In the city, the population was spread out, with 26.1% under the age of 18, 8.1% from 18 to 24, 26.1% from 25 to 44, 21.4% from 45 to 64, and 18.4% who were 65 years of age or older. The median age was 37 years. For every 100 females, there were 93.9 males. For every 100 females age 18 and over, there were 89.1 males.
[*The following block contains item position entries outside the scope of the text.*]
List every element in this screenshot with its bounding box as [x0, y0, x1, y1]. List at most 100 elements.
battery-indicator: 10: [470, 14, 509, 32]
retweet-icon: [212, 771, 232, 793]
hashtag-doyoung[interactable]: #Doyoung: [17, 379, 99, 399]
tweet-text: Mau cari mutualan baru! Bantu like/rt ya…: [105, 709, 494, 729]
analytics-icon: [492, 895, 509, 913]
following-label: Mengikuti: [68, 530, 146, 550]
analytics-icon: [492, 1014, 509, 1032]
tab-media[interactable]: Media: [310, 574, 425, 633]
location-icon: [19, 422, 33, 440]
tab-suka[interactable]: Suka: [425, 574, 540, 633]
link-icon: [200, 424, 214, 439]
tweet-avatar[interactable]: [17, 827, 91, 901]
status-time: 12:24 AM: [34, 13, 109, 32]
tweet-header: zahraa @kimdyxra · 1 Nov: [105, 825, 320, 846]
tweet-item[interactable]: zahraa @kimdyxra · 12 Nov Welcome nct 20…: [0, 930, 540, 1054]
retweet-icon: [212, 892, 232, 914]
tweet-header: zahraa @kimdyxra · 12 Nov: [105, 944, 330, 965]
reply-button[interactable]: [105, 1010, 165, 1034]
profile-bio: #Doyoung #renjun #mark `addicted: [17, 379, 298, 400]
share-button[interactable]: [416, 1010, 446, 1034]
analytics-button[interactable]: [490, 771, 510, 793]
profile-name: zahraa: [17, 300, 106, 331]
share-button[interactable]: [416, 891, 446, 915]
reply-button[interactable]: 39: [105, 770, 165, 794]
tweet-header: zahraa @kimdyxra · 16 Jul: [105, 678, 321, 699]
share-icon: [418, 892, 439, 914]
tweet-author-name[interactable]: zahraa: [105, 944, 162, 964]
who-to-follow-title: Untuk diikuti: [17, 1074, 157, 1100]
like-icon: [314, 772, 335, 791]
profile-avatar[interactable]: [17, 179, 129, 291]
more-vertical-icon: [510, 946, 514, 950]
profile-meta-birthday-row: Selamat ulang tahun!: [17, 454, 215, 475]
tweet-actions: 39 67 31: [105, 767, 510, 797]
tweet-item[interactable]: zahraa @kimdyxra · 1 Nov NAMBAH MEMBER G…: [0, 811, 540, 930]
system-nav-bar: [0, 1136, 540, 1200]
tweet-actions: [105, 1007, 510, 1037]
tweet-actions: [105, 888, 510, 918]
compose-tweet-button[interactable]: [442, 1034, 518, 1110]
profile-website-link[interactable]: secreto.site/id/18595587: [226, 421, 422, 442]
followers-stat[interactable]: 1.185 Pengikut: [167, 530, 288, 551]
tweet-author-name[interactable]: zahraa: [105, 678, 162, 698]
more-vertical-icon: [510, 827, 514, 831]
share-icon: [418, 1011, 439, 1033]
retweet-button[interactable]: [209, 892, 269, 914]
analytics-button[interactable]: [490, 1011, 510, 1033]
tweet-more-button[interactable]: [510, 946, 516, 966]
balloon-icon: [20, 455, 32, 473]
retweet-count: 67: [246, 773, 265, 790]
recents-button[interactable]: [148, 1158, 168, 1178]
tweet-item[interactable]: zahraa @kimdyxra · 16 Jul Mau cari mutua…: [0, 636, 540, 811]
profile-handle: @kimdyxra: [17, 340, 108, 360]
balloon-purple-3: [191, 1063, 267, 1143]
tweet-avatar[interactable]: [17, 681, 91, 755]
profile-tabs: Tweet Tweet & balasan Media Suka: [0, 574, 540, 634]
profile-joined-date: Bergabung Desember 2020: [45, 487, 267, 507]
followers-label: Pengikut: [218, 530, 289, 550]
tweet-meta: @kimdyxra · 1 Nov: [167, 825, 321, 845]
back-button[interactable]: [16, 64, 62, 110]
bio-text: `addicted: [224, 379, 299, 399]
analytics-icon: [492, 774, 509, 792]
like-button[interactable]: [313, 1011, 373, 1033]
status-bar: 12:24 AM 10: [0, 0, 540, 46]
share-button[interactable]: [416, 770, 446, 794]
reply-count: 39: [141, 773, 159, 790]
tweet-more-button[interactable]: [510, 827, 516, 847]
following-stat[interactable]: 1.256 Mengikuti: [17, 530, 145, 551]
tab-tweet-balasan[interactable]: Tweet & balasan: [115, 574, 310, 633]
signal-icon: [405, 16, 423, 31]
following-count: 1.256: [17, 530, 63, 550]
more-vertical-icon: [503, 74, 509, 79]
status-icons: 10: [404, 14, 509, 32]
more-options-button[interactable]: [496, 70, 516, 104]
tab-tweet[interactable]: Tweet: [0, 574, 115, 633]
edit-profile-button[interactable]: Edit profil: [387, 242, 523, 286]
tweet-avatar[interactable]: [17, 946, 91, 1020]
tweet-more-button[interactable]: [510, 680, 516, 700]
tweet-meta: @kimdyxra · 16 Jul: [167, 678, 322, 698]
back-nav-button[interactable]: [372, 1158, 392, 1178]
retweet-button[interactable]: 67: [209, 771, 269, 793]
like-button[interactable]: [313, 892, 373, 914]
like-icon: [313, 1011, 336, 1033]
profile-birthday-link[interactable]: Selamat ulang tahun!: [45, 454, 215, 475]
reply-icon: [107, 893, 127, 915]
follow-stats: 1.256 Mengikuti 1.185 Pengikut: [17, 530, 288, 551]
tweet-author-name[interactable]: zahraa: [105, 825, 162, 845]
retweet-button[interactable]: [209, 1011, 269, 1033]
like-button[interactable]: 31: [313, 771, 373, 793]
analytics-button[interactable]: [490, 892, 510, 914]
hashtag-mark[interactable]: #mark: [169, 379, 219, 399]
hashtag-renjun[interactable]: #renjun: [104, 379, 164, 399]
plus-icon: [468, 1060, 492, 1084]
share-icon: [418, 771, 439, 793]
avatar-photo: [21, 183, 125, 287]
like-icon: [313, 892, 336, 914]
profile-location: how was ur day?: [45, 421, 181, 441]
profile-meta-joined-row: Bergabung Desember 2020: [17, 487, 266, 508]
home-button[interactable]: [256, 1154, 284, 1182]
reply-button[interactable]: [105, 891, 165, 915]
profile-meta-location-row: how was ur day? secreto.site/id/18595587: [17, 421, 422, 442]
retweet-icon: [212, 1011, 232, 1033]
The median income for a household in the village was $25,898, and the median income for a family was $32,260. Males had a median income of $29,214 versus $17,391 for females. The per capita income for the village was $16,274. About 17.3% of families and 21.8% of the population were below the poverty line, including 30.2% of those under age 18 and 7.3% of those age 65 or over.
==Transportation==
Intercity bus service to the city is provided by Jefferson Lines.